I have to create a program that get the values from ARGV[] and puts into a vector:

the program would work like that:

./program file1 file2 file3

My idea was to do something like:

char command[argc]

for(i<argv) { strcpy(command[i], argv[i+1]) }

But I get a warning.
I think I'm messing up the pointers, char, etc.

What I imagine I'm doing with that code line is creating someting like...

ARGV                     ------------->           command  
[program]                 strcpy...               [file1  ]
[file1  ]                                         [file2  ]
[file2  ]                                         [file3  ]
[file3  ]

...but probably its only in my head! Wtf am I doing ? How this should be written to work ???

char command[argc]

You need to make that an array of pointers: char* command[argc], then before copying the string from argv you will have to call malloc() to allocate memory for each string + 1 for the string's null terminator.

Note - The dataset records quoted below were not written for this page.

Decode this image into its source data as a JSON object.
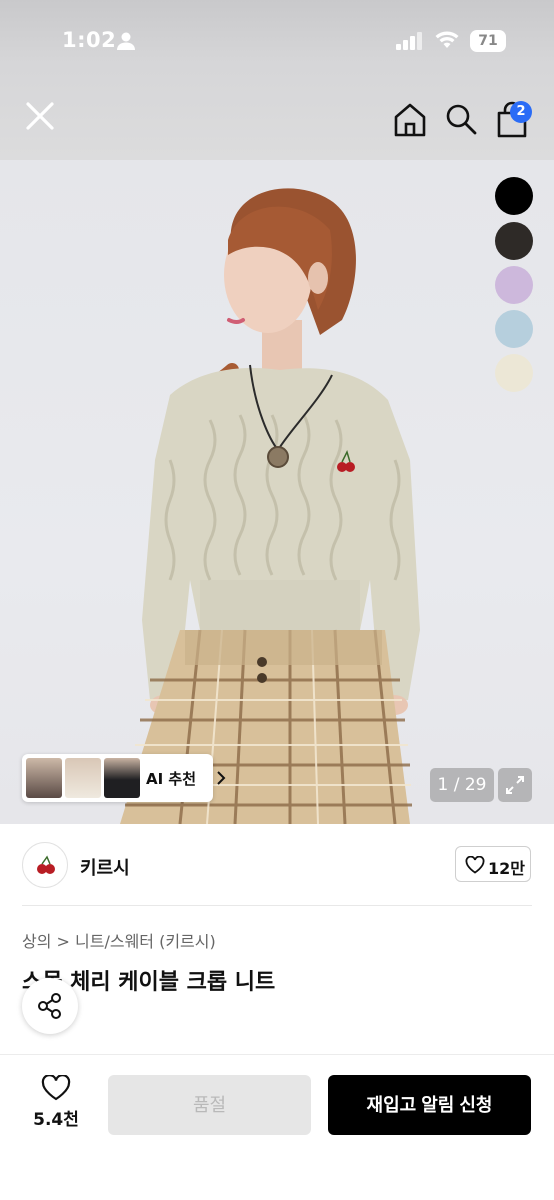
{
  "status_bar": {
    "time": "1:02",
    "battery": "71"
  },
  "header": {
    "cart_count": "2",
    "icons": [
      "close-icon",
      "home-icon",
      "search-icon",
      "shopping-bag-icon"
    ]
  },
  "product_image": {
    "color_swatches": [
      "#000000",
      "#2e2a27",
      "#cdb8dc",
      "#b6cfdd",
      "#ece7d6"
    ],
    "ai_recommend_label": "AI 추천",
    "image_counter": "1 / 29"
  },
  "brand": {
    "name": "키르시",
    "like_count": "12만"
  },
  "product": {
    "breadcrumb": "상의 > 니트/스웨터 (키르시)",
    "title": "스몰 체리 케이블 크롭 니트"
  },
  "bottom_bar": {
    "wish_count": "5.4천",
    "soldout_label": "품절",
    "notify_label": "재입고 알림 신청"
  },
  "colors": {
    "accent_badge": "#2a6cf6",
    "cta_bg": "#000000",
    "disabled_bg": "#e6e6e6"
  }
}
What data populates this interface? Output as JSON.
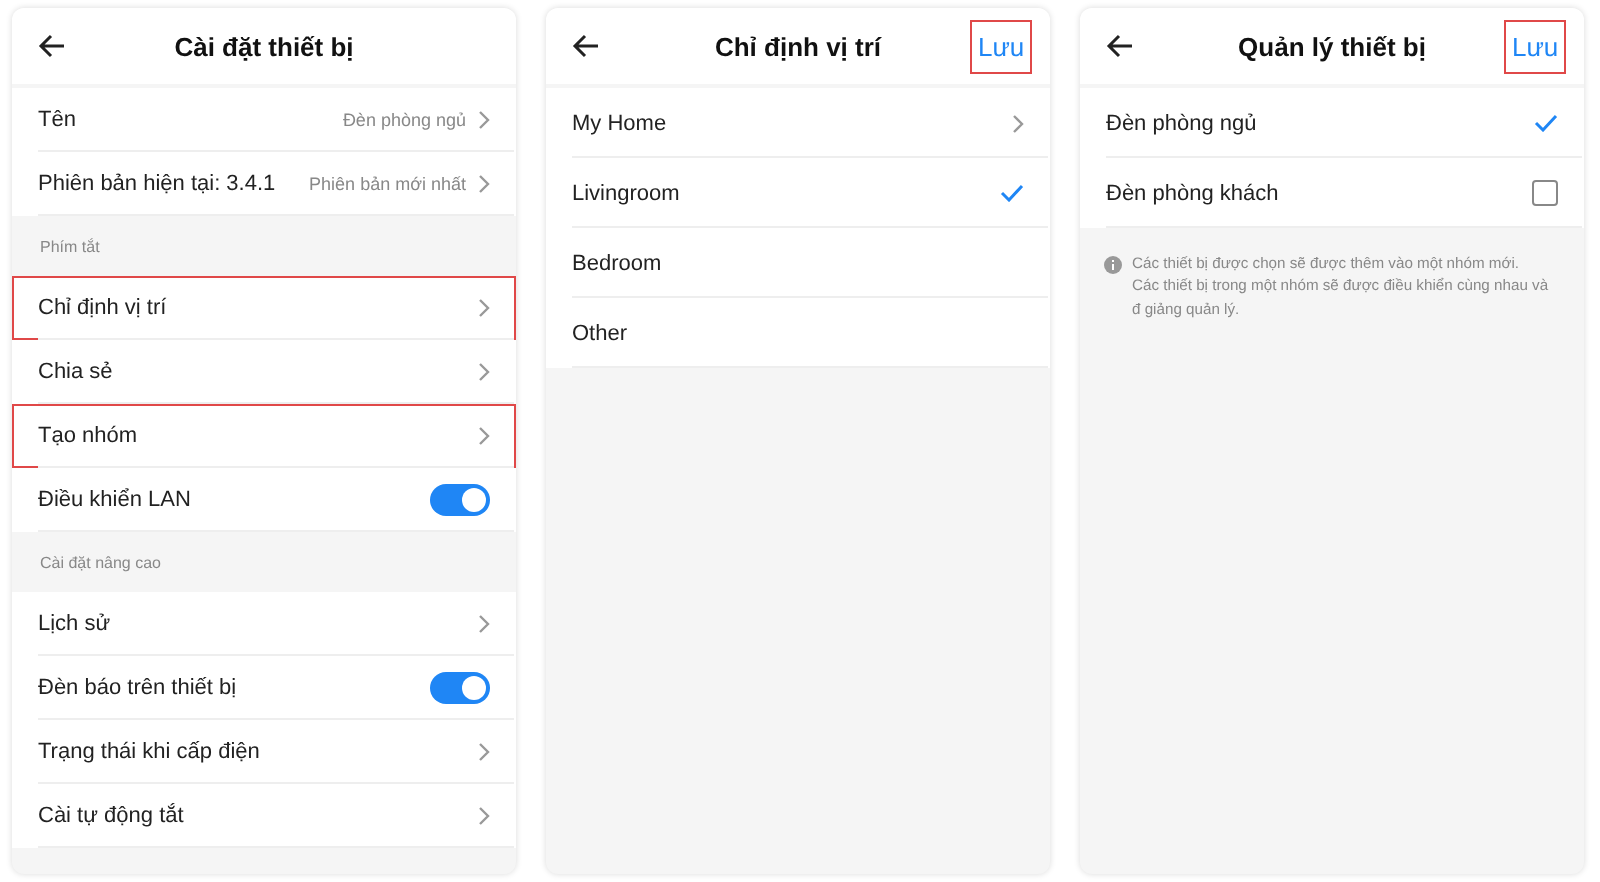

line 8: The for statement is incorrect format. --

char* command[argc];  // older compiles won't like this line
char**command = malloc(argc, sizeof(char*)); // alternate way to do it
for(i = 1; i < argc; ++i) 
   command[i-1] = malloc(strlen(argv[i])+1);
   strcpy(command[i-1], argv[i]); 

but can you explain me why ? What was I doing and what's the difference ? And also the difference between char** and char* ?

One last think,
After I get my array COMMAND[] with the strings from ARGV[] I wanted to create a function called "int control(int n, char COMMAND[])" but when I compile I get the following error:

22.c:40: warning: passing argument 2 of ‘paralello’ from incompatible pointer type

I think it has to do with the types "char** and char*"

char command[] is just a simple array of characters, or a single string such as "Hello". You can't store multiple strings all at the same time in it.

char* command[] is an array of pointers to strings, which is what you need for your program. Another way to express it is char** command.

All older compiler require a constant integer to expres the number of elments in array, such as char* command[20]. The newest C standard also allows it to be a variable, such as char* command[argv]. You might have to test it to find out which form your compiler supports. Which ever way your compiler accepts you have to be consistent throught the program, don't use char** command in one place then char* command[] in another because the compiler will complain about that too.

If you are still confused about pointers then maybe you should study this tutorial.

commented: perfect awnser! +0

Thanks man, perfect awnser!!!
am I able to call the funcion control(int n, char *COMMAND[])
with the array of pointers ?

If you declare the array like that: char* command[25]. Otherwise you can do his: conrol(int n, char** command). Note: variable names are NOT usually in UPPER CASE.